Hennessey: These changes have actually been in process for eight or nine years. One of the things that I think individuals who had insight into intelligence activities and were concerned about the election of Donald Trump—specifically, some of the statements he’s made about adherence to the rule of law—a lot of those people’s minds went very quickly to these procedures. It’s important to understand the distinction between Executive Order 12333 and the Foreign Intelligence Surveillance Act: One very oversimplified way to think about it is that FISA is a statute that governs collection that takes place within the United States, but that is aimed at a foreign target; 12333 collection is aimed at a foreign target, and takes place outside the United States. That’s shorthand that glosses over some technical and legal nuance, but those are the broad buckets people should be thinking about. FISA is a statute, so you’d need congressional action to change those rules, and you have a built-in check there. But 12333 is not constrained by statute; it’s constrained by executive order. In theory, a president could change an executive order—that’s within his constitutional power. It’s not as easy as just a pen stroke, but it’s theoretically possible. Executive Order 12333 requires that this series of protective procedures exist and are adhered to. The procedures are kind of where the rubber meets the road on privacy. They’re the details, the nitty-gritty: What can you actually see? What can you share? What do you have to minimize? So they’re really, really important in terms of what the relationship between U.S. citizens and the intelligence community looks like. When they were in rewrites, they were sort of vulnerable. There was the possibility that an incoming administration would say, “Hey! While you’re in the process of rewriting, let’s go ahead and adjust some of the domestic protections.” And I think a reasonable observer might assume that while the protections the Obama administration was interested in putting into place increased privacy protections—or at the very least did not reduce them—that the incoming administration has indicated that they are less inclined to be less protective of privacy and civil liberties. So I think it is a good sign that these procedures have been finalized, in part because it’s so hard to change procedures once they’re finalized.

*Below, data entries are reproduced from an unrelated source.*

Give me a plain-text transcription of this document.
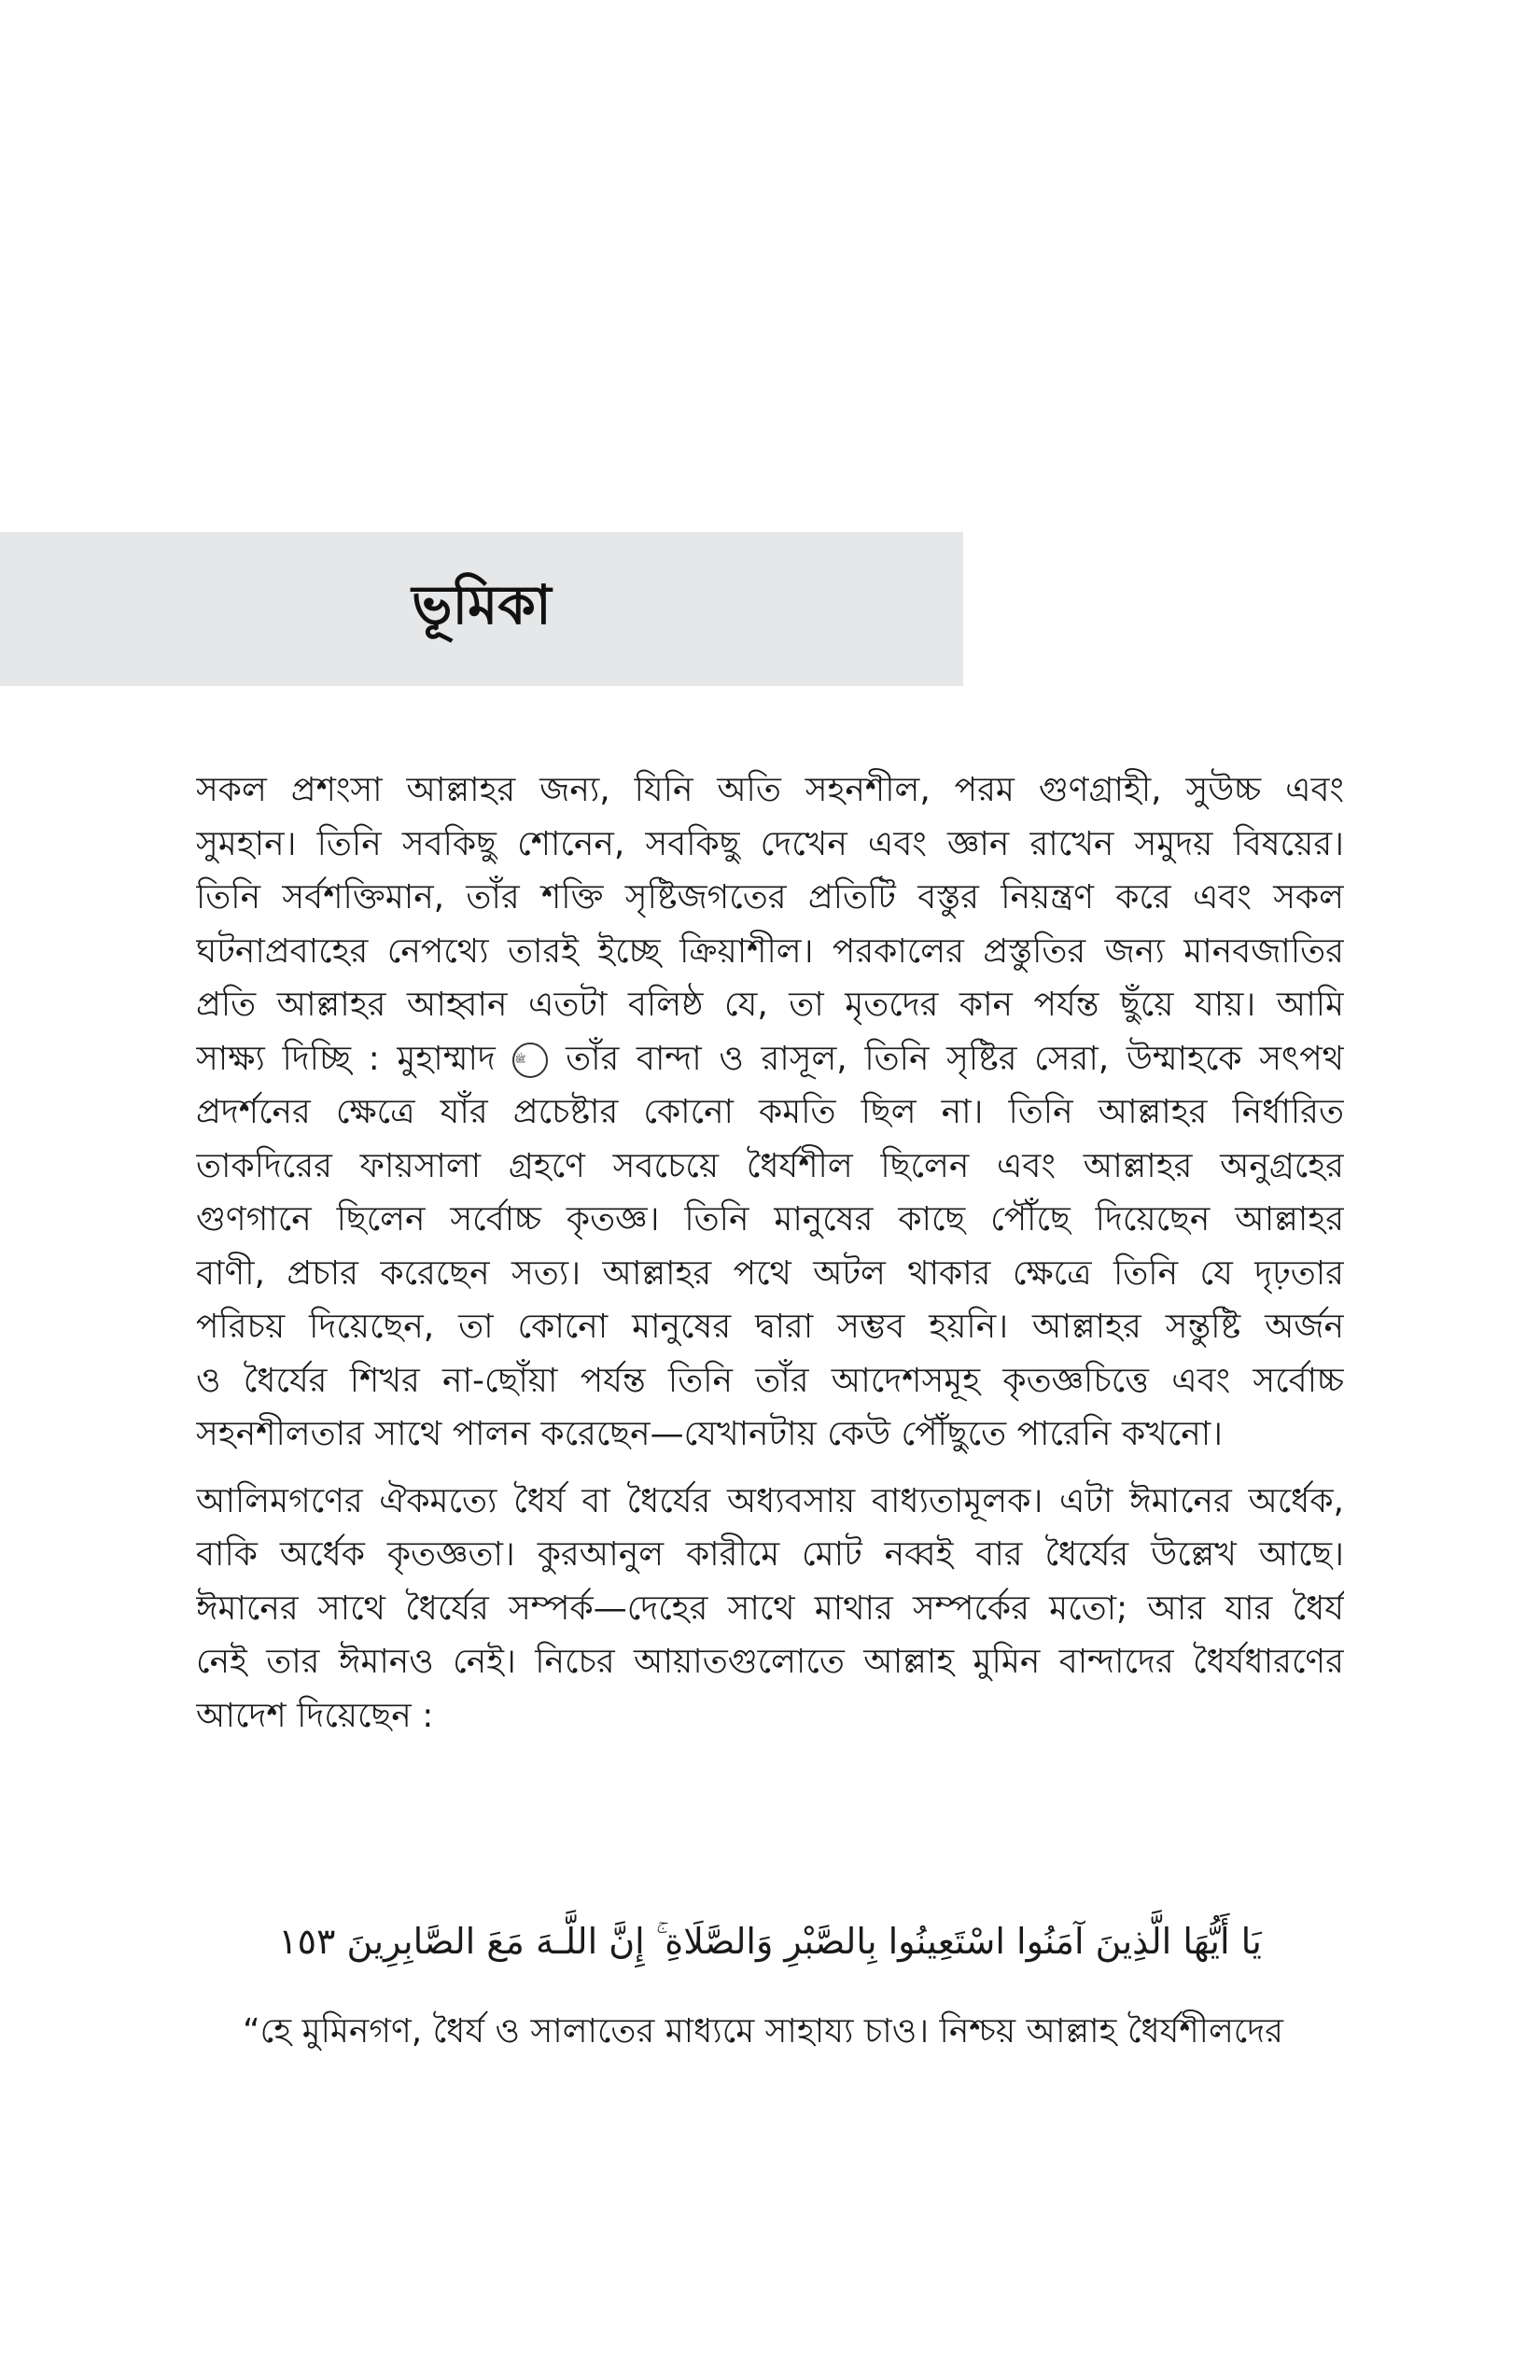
ভূমিকা

সকল প্রশংসা আল্লাহর জন্য, যিনি অতি সহনশীল, পরম গুণগ্রাহী, সুউচ্চ এবং
সুমহান। তিনি সবকিছু শোনেন, সবকিছু দেখেন এবং জ্ঞান রাখেন সমুদয় বিষয়ের।
তিনি সর্বশক্তিমান, তাঁর শক্তি সৃষ্টিজগতের প্রতিটি বস্তুর নিয়ন্ত্রণ করে এবং সকল
ঘটনাপ্রবাহের নেপথ্যে তারই ইচ্ছে ক্রিয়াশীল। পরকালের প্রস্তুতির জন্য মানবজাতির
প্রতি আল্লাহর আহ্বান এতটা বলিষ্ঠ যে, তা মৃতদের কান পর্যন্ত ছুঁয়ে যায়। আমি
সাক্ষ্য দিচ্ছি : মুহাম্মাদ ﷺ তাঁর বান্দা ও রাসূল, তিনি সৃষ্টির সেরা, উম্মাহকে সৎপথ
প্রদর্শনের ক্ষেত্রে যাঁর প্রচেষ্টার কোনো কমতি ছিল না। তিনি আল্লাহর নির্ধারিত
তাকদিরের ফায়সালা গ্রহণে সবচেয়ে ধৈর্যশীল ছিলেন এবং আল্লাহর অনুগ্রহের
গুণগানে ছিলেন সর্বোচ্চ কৃতজ্ঞ। তিনি মানুষের কাছে পৌঁছে দিয়েছেন আল্লাহর
বাণী, প্রচার করেছেন সত্য। আল্লাহর পথে অটল থাকার ক্ষেত্রে তিনি যে দৃঢ়তার
পরিচয় দিয়েছেন, তা কোনো মানুষের দ্বারা সম্ভব হয়নি। আল্লাহর সন্তুষ্টি অর্জন
ও ধৈর্যের শিখর না-ছোঁয়া পর্যন্ত তিনি তাঁর আদেশসমূহ কৃতজ্ঞচিত্তে এবং সর্বোচ্চ
সহনশীলতার সাথে পালন করেছেন—যেখানটায় কেউ পৌঁছুতে পারেনি কখনো।

আলিমগণের ঐকমত্যে ধৈর্য বা ধৈর্যের অধ্যবসায় বাধ্যতামূলক। এটা ঈমানের অর্ধেক,
বাকি অর্ধেক কৃতজ্ঞতা। কুরআনুল কারীমে মোট নব্বই বার ধৈর্যের উল্লেখ আছে।
ঈমানের সাথে ধৈর্যের সম্পর্ক—দেহের সাথে মাথার সম্পর্কের মতো; আর যার ধৈর্য
নেই তার ঈমানও নেই। নিচের আয়াতগুলোতে আল্লাহ মুমিন বান্দাদের ধৈর্যধারণের
আদেশ দিয়েছেন :

يَا أَيُّهَا الَّذِينَ آمَنُوا اسْتَعِينُوا بِالصَّبْرِ وَالصَّلَاةِ ۚ إِنَّ اللَّـهَ مَعَ الصَّابِرِينَ ١٥٣
“হে মুমিনগণ, ধৈর্য ও সালাতের মাধ্যমে সাহায্য চাও। নিশ্চয় আল্লাহ ধৈর্যশীলদের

Waddell: Is that why we just went through an eight- or nine-year process to get here?
Hennessey: Exactly. For questions both of genuine complexity and just government bureaucracy, the time horizon here is longer than a single term of the presidency. So I don’t think that it’s necessarily true that the intelligence community or the Department of Justice was rushing to get these procedures passed; if anything, they’re a little bit late. But I think the bottom line is that it’s comforting to a large national-security community that these are procedures that are signed off by Director of National Intelligence James Clapper and Attorney General Loretta Lynch, and not by the DNI and attorney general that will ultimately be confirmed under the Trump Administration.

Waddell: Is there anything else we should be thinking about with these new changes?
Hennessey: People sometimes focus on the top-line stuff and end up missing the things that aren’t necessarily the symbolic expressions of privacy—the things that make us feel good—but are the functional elements of privacy and civil liberties. What rules do people apply day-to-day and how? There’s going to be a need moving forward to have disciplined conversations about the legal protections that really matter. If there is a silver lining to some of the anxieties that the incoming administration has produced, I think it’s the potential to move the conversation into a much more productive place. But that opportunity will end up being lost if the responses are the same old same. That’s my last shred of optimism, and I’m hanging on to it.”